TACC / tacc_stats

TACC Stats is an automated resource-usage monitoring and analysis package.
GNU Lesser General Public License v2.1
41 stars 15 forks source link

Integrate NVIDIA libraries for accellerators #22

Open stephenlienharrell opened 1 year ago

stephenlienharrell commented 1 year ago

https://docs.nvidia.com/datacenter/dcgm/latest/user-guide/feature-overview.html

^^^ library

stephenlienharrell commented 1 year ago

Branch for this issue: https://github.com/TACC/tacc_stats/tree/dcgm_support

stephenlienharrell commented 1 year ago

Using this document to see what metrics Cazes wants: https://github.com/NVIDIA/dcgm-exporter/blob/main/etc/dcp-metrics-included.csv

(From Cazes:) From the PCI section, I’d like to keep track of bytes moved over the PCI bus.  We probably need to talk to NVidia on on this one because I don’t know how retries factors in.  If it doesn’t, then just keep track of bytes transmitted/recevied.  It’s allso not clear which direction is transmit/receive.

PCIE

DCGM_FI_DEV_PCIE_TX_THROUGHPUT counter Total number of bytes transmitted through PCIe TX (in KB) via NVML.
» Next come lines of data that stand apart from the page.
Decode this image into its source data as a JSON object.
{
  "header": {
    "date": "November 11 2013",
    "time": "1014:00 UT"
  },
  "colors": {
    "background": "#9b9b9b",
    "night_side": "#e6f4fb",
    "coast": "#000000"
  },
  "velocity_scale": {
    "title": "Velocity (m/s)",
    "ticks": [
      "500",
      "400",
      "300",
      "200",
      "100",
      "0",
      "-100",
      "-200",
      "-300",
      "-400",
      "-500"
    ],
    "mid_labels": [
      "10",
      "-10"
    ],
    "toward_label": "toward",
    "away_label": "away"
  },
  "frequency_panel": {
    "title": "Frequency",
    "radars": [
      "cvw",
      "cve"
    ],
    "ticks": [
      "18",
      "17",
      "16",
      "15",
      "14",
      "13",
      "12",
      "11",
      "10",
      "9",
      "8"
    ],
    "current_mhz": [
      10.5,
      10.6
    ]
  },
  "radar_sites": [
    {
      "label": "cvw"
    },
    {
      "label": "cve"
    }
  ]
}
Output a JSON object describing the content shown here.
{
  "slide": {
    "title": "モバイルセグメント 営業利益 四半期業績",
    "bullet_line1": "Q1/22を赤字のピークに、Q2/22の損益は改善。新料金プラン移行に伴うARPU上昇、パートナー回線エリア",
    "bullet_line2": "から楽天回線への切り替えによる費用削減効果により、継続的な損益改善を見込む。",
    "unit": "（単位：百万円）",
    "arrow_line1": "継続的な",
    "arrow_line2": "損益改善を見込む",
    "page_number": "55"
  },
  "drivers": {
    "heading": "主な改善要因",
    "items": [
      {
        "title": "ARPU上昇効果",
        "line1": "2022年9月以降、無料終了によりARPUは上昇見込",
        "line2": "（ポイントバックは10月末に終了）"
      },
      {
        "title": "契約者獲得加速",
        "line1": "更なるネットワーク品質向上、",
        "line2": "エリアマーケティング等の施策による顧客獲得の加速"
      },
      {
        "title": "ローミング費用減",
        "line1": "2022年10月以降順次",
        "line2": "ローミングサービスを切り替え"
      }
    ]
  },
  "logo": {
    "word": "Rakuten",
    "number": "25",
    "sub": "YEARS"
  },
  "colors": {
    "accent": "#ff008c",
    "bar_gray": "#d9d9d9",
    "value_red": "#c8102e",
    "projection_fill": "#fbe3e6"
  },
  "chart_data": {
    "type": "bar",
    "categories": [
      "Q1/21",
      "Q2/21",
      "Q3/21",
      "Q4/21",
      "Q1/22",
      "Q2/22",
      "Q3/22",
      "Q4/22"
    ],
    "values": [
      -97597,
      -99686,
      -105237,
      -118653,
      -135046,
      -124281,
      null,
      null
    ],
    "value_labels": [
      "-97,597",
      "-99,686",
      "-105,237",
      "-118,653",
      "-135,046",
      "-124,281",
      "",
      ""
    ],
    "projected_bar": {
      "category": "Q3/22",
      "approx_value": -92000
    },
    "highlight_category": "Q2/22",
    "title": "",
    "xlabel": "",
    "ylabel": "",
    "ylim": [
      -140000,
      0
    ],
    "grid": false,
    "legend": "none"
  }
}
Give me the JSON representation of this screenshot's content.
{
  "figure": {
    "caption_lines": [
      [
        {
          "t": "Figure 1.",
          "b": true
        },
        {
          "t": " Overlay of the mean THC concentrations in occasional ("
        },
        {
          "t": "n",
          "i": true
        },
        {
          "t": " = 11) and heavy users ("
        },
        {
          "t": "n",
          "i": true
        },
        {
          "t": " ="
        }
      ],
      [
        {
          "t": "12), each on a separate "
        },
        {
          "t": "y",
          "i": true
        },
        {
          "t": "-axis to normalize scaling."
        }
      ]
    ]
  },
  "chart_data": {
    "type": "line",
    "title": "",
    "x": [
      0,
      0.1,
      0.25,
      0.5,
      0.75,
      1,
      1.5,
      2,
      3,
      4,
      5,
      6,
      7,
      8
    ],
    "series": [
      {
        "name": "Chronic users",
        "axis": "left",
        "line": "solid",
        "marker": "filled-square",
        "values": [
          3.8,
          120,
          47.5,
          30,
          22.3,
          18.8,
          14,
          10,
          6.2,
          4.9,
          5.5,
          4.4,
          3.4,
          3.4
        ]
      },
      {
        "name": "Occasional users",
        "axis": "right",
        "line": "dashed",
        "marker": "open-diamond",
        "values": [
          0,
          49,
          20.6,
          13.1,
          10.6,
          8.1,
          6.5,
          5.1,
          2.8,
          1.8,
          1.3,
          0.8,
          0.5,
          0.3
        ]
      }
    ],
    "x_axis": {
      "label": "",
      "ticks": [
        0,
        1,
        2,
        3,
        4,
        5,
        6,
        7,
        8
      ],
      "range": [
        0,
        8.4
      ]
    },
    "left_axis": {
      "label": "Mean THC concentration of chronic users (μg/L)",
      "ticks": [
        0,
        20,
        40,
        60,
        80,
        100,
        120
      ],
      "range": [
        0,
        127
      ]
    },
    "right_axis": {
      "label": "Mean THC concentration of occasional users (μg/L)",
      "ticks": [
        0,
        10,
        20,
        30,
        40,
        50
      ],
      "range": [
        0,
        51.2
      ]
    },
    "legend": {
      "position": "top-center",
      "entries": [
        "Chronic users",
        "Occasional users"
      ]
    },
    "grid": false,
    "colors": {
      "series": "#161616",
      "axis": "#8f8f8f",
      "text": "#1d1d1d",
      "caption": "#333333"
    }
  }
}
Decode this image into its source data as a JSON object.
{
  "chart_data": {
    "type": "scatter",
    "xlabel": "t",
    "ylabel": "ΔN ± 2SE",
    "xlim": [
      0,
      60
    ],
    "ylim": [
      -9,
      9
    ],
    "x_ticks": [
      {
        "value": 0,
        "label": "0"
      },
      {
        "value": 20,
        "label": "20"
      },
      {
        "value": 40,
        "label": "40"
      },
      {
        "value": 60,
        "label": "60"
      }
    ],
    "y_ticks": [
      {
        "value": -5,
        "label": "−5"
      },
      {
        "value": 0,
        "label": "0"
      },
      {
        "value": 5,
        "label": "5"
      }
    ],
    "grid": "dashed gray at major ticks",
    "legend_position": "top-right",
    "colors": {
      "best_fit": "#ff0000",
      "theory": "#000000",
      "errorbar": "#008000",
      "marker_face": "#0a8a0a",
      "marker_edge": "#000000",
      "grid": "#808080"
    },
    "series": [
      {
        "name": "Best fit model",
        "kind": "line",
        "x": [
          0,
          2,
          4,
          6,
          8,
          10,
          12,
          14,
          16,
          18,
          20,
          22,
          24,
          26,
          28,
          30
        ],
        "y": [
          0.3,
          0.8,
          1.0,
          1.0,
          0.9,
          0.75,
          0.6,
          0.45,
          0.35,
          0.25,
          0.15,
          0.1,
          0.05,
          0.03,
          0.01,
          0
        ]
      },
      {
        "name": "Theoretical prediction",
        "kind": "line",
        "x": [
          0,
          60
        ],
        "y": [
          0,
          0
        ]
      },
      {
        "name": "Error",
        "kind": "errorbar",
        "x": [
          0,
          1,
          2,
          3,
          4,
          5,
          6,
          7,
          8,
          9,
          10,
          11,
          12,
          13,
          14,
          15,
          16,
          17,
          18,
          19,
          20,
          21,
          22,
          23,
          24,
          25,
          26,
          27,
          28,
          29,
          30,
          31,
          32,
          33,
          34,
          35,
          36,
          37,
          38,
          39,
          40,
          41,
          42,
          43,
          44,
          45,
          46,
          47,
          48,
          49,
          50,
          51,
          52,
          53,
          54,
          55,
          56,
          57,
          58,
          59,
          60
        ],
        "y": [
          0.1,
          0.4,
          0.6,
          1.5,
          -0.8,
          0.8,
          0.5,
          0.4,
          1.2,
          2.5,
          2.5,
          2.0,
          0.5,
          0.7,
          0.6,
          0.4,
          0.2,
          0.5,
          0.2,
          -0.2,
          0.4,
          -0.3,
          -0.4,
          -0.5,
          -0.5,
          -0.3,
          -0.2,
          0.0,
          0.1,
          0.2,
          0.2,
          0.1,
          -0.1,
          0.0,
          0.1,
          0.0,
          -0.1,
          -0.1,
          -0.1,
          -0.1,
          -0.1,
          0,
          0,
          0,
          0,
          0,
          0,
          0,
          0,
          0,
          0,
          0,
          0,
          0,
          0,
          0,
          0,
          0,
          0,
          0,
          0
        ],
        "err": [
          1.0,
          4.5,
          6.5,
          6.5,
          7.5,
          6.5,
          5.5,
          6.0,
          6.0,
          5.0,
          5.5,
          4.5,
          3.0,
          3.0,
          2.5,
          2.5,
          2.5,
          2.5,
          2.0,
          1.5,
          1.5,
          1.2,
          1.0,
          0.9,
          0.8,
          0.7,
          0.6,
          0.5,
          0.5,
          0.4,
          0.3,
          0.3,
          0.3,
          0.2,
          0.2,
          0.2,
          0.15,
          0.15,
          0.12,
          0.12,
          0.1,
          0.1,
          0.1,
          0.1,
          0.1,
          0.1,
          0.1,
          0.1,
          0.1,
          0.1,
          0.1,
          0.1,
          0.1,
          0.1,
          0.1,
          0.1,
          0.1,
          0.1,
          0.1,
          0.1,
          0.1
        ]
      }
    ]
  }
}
DCGM_FI_DEV_PCIE_RX_THROUGHPUT counter Total number of bytes received through PCIe RX (in KB) via NVML.

DCGM_FI_DEV_PCIE_REPLAY_COUNTER counter Total number of PCIe retries.

In a similar vein, I’d like to see what bandwidth we’re getting across the PCIe bus:

DCGM_FI_PROF_PCIE_TX_BYTES gauge The rate of data transmitted over the PCIe bus - including both protocol headers and data payloads - in bytes per second.

DCGM_FI_PROF_PCIE_RX_BYTES gauge The rate of data received over the PCIe bus - including both protocol headers and data payloads - in bytes per second.

And finally, are the tensor cores being used:

DCGM_FI_PROF_PIPE_TENSOR_ACTIVE gauge Ratio of cycles the tensor (HMMA) pipe is active (in %).

I don’t see a metric to measure memory bandwidth from the HBM.

These values should tell us how well the GPU is being used and whether or not the tensor cores are being used.  I don’t expect to see them used unless it’s a pytorch or tf job.

We should also be able to tell if the GPU is spending more time moving data than calculating.